New Canadian publisher payment laws mean Meta has started blocking news in the country while losing a lawsuit in Europe that will now force it to give users an option to opt into personalised ads.
Meta, the owner of Facebook, Instagram, Whatsapp, and Threads, is undergoing changes forced by regulations worldwide, particularly in Canada and Europe.
The platform announced it would no longer be publishing news content in Canada after a government move to pass the Online News Act, Bill C-18, in June. The act forces online platforms to compensate news companies in the form of licensing.
Representatives at Meta believe that this puts an unfair burden on the company, arguing that news content makes up less than 3% of their content and shouldn’t be monetised.

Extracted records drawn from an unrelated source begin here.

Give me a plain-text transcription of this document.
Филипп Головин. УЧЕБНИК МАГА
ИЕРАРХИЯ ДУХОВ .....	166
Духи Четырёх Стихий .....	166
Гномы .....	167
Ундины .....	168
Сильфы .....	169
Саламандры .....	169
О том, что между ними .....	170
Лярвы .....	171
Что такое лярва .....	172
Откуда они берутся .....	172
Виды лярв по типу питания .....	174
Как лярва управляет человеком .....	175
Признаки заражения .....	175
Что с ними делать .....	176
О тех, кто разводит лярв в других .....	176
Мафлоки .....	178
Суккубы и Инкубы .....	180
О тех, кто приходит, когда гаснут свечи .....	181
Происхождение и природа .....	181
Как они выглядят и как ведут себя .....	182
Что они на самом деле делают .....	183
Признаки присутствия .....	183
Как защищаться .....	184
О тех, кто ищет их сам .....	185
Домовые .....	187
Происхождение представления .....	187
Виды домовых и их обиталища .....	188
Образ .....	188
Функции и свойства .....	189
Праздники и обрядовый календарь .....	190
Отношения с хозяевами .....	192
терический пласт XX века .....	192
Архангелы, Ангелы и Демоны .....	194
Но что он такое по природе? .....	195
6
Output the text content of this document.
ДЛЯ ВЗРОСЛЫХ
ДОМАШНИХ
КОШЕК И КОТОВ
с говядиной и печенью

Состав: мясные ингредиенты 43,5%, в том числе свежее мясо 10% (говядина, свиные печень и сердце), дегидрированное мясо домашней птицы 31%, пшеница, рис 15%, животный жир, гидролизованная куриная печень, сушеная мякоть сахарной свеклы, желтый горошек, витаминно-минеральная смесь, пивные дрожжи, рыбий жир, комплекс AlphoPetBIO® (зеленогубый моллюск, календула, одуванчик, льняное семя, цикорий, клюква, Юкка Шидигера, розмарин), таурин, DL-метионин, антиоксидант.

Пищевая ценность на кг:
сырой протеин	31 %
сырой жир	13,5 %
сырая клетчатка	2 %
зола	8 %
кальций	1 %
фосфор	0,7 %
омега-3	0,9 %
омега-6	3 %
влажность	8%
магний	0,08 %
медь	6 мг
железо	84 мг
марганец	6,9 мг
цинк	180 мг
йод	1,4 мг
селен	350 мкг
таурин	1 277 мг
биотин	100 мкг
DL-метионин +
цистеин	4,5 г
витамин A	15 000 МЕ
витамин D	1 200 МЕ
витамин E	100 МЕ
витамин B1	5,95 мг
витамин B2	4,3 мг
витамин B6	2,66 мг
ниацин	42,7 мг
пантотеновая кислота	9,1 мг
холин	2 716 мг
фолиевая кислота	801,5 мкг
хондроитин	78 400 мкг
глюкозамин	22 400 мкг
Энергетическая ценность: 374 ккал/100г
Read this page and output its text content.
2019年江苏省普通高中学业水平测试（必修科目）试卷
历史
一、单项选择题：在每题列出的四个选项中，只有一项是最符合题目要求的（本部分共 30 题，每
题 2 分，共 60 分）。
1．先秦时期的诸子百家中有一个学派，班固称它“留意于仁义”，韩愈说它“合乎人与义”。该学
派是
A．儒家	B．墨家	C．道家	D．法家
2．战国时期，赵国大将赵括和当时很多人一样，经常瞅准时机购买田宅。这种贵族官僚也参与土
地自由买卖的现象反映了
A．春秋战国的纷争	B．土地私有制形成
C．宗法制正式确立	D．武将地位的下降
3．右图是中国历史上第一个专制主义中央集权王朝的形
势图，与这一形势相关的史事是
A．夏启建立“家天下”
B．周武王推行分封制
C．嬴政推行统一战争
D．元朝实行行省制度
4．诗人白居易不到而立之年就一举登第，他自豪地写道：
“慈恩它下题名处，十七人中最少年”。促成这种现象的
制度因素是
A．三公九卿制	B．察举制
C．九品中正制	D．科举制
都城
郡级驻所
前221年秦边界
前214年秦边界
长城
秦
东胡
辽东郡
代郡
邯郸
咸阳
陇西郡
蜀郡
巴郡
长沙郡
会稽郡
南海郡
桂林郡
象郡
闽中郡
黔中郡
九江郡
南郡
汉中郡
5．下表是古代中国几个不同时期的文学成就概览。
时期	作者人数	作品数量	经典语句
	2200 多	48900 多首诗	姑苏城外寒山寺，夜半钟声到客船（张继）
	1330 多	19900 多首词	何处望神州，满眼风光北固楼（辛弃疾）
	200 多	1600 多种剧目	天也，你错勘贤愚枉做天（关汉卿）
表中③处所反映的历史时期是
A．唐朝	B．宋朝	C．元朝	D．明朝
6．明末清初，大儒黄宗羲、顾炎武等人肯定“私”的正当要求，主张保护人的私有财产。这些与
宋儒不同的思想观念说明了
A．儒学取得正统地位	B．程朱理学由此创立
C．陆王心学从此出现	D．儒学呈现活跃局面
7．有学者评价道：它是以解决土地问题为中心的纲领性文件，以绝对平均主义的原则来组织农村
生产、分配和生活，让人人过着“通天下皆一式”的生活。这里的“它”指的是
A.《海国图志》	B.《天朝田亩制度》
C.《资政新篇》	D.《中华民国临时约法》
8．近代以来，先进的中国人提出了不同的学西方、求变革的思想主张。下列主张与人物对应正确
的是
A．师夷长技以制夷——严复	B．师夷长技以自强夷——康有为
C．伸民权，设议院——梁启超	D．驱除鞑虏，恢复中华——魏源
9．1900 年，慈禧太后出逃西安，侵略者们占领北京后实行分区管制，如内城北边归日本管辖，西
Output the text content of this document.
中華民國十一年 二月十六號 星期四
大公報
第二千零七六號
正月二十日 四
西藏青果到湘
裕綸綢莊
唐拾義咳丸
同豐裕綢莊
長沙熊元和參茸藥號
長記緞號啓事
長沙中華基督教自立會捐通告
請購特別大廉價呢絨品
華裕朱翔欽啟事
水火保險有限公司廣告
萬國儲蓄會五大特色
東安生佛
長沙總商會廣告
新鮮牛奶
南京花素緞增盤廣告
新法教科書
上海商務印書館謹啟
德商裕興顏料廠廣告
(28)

“News outlets voluntarily share content on Facebook and Instagram to expand their audiences and help their bottom line,” Rachel Curran, Meta’s head of public policy in Canada, said. “In contrast, we know the people using our platforms don’t come to us for news.”
A similar law was almost passed in 2021 in Australia, however, companies like Alphabet and Meta renegotiated before it was in effect.
Meanwhile, critics say Meta’s move in response to the law is irresponsible.
“They would rather block their users from accessing good quality and local news instead of paying their fair share to news organisations,” said Ms. St-Onge, Minister of Canadian Heritage, in a statement on Twitter.
Payments in Europe
The social media giant is also facing issues in Europe.
Reports from the Wall Street Journal indicate that Meta is now forced to make highly targeted ads opt-in, as per EU regulations, however the company says its proposal would take about three months to implement.
Meta’s announcement about asking for users’ consent comes after rulings by the Irish Data Protection Commission, which is Meta’s EU-wide regulator, as well as the EU court of Justice and the Norwegian Data Protection Authority.
The offer to limit so-called behavioural ads to users who opt-in goes far beyond what Meta has done in response to privacy regulators.
Since April, Meta has allowed users in Europe to request an opt-out from ads based on their activity in Meta apps, but only if a user completes a lengthy form on its help pages. That process likely has limited the number of people who have opted out.
Advertising accounted for 97% of Meta’s $117bn (£92bn) revenue last year, though this is expected to take a big hit by the end of next year.